If Morikawa seems too good to be the genuine article it’s because he is. In college he didn’t miss practices. He didn’t have issues with his grades and even as an obvious prodigy he always put the team first.
“The best teammate you could ask for. Very supportive. He was one of the guys,” Chun said. “We all knew he was the talented young gun, but for him it was always about the team.”
It’s easy to imagine that smile lighting up the Cal team room. What wasn’t so easy to imagine until Sunday’s show was how the affable youngster would hold up on the grand stage. Already a two-time winner on Tour no one questioned his game, but on a day when golf’s very best were grinding, the 5-foot-9 Los Angeles native didn’t exactly cast an intimidating shadow.
But for those who have been paying attention, beyond that effervescent smile and calm demeanor is a driven competitor.
“There's always a bunch of guys that rock up on the scene, and he didn't necessarily get the most publicity out of the group, [but] I know talent when I see it,” Casey said. “We could just tell.
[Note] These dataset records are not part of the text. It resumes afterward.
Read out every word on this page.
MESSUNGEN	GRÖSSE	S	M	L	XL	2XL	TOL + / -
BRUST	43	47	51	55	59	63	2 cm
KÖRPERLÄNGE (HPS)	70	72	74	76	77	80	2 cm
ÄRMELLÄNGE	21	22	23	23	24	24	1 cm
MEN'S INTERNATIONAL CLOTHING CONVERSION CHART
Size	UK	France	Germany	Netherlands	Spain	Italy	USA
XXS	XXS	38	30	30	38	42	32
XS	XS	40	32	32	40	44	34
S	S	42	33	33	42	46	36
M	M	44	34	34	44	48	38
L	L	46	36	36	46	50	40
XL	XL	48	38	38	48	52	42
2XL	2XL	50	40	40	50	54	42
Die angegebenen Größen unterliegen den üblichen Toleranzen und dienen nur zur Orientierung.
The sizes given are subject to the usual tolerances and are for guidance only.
Those of us who knew, knew that was the cat, he's the one.”
That unquantifiable element was there in June in the restart opener at Colonial when Morikawa dropped a playoff decision to Daniel Berger and conceded afterward that he allowed himself to be drawn out of the moment.
At last month’s Workday Charity Open, he learned from that mistake and withstood a playoff haymaker on the first extra hole to eventually beat former world No. 1 Justin Thomas [Jon Rahm retook the top spot this week].
As learning curves go, this one has been impressively steep and on Sunday against a “who’s who” of the game’s best and brightest Morikawa made something that is immeasurably difficult look amazingly easy.
Morikawa only played Harding Park about a dozen times while he was at Cal, including a 2018 tournament where he finished tied for fifth place, but part of his growing legend is that it was all he needed.
“I heard before he went to Harding Park he was able to regurgitate where you needed to be, pin locations, the best angles for different greens,” said Chun, who also pointed out that Morikawa holds the course record at nearby Lake Merced. “I believe he has close to a photographic memory. Some guys have a tough time remembering, but not Collin.”
Golf will remember everything about this championship for several reasons: the first major played in a pandemic; the first major played in 13 months; the first major played at Harding Park.
That Morikawa would win the first of what many believe will be more majors on San Francisco’s beloved muni was only fitting considering the role Harding Park played in his development.
It’s a story of proximity, whether it’s across the Bay Bridge at Pappy’s or just 20 minutes into town to 710 Ashbury Street, the storied home of the Grateful Dead’s Jerry Garcia and the 1967 Summer of Love.
It’s apropos that golf’s long strange trip and the summer of self-isolation would wind to Harding Park and a performance by Morikawa that was truly ageless.